Verdura extols the glories of fresh produce in recipes for antipastos, salads, sandwiches, soups, pasta, risottos, pizzas, fritattas, and more.

Vegetarian Times

The simple elegance of La Place's recipes is inspirational. All in all, Verdura is an exceptional cookbook.

Publishers Weekly

`` Verdura means vegetables,'' writes cooking teacher and food columnist La Place ( Cucina Fresca ). It ``represents a style of cooking directly related to nature.'' By scouring the homes and restaurants of Italy, here she proves her case with 250 recipes and 50 menus featuring ``vegetables in all their remarkable variety''--antipasti, salads, sandwiches, soups, pastas, risotti, tarts and stews. As in her previous books, ingredients fall into unexpected combinations--carrots with porcini mushrooms, fried yellow peppers with mint. Whimsy is also revealed in recipes for ``olive oil from hell'' and ``angry rice.'' Mainly, however, common sense and creativity combine forces. The roster of Italian vegetables is well represented, from olives to peppers to artichokes, and now-familiar foods like pasta are given new life (e.g., tubetti with diced tomato and avocado sauce).
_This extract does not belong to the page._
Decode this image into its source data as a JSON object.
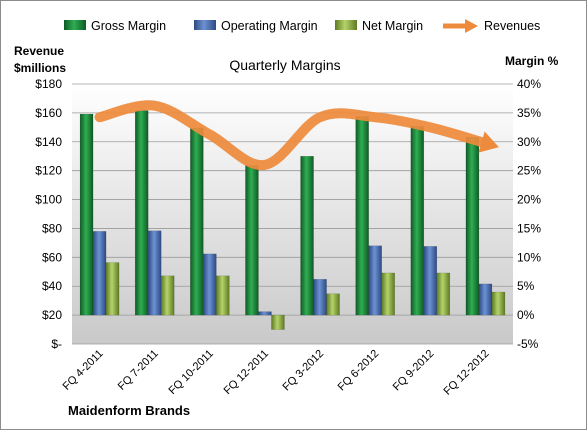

La Place tells us that ``it is through vegetables that I have found my greatest expression.'' Verdura is the proof. Illustrations not seen by PW. Author tour. (May)

Library Journal

La Place is the coauthor of Cucina Rustica ( LJ 3/15/90), Pasta Fresca ( LJ 11/15/88), and Cucina Fresca (Harper, 1985). Like her previous books, this offers a collection of bright, vibrant dishes, this time with the emphasis solely on vegetables--as antipasti, in salads and soups, as main dishes, with pasta, rice, or polenta. Mint Frittata with Tomato Garnish, Inflamed Green Olives, and Pasta with Fennel, Tomato, and Red Onion are just some of La Place's fresh, unpretentious, and unusual creations; an excellent ingredients guide and a sampling of fruit desserts round out the book. Highly recommended.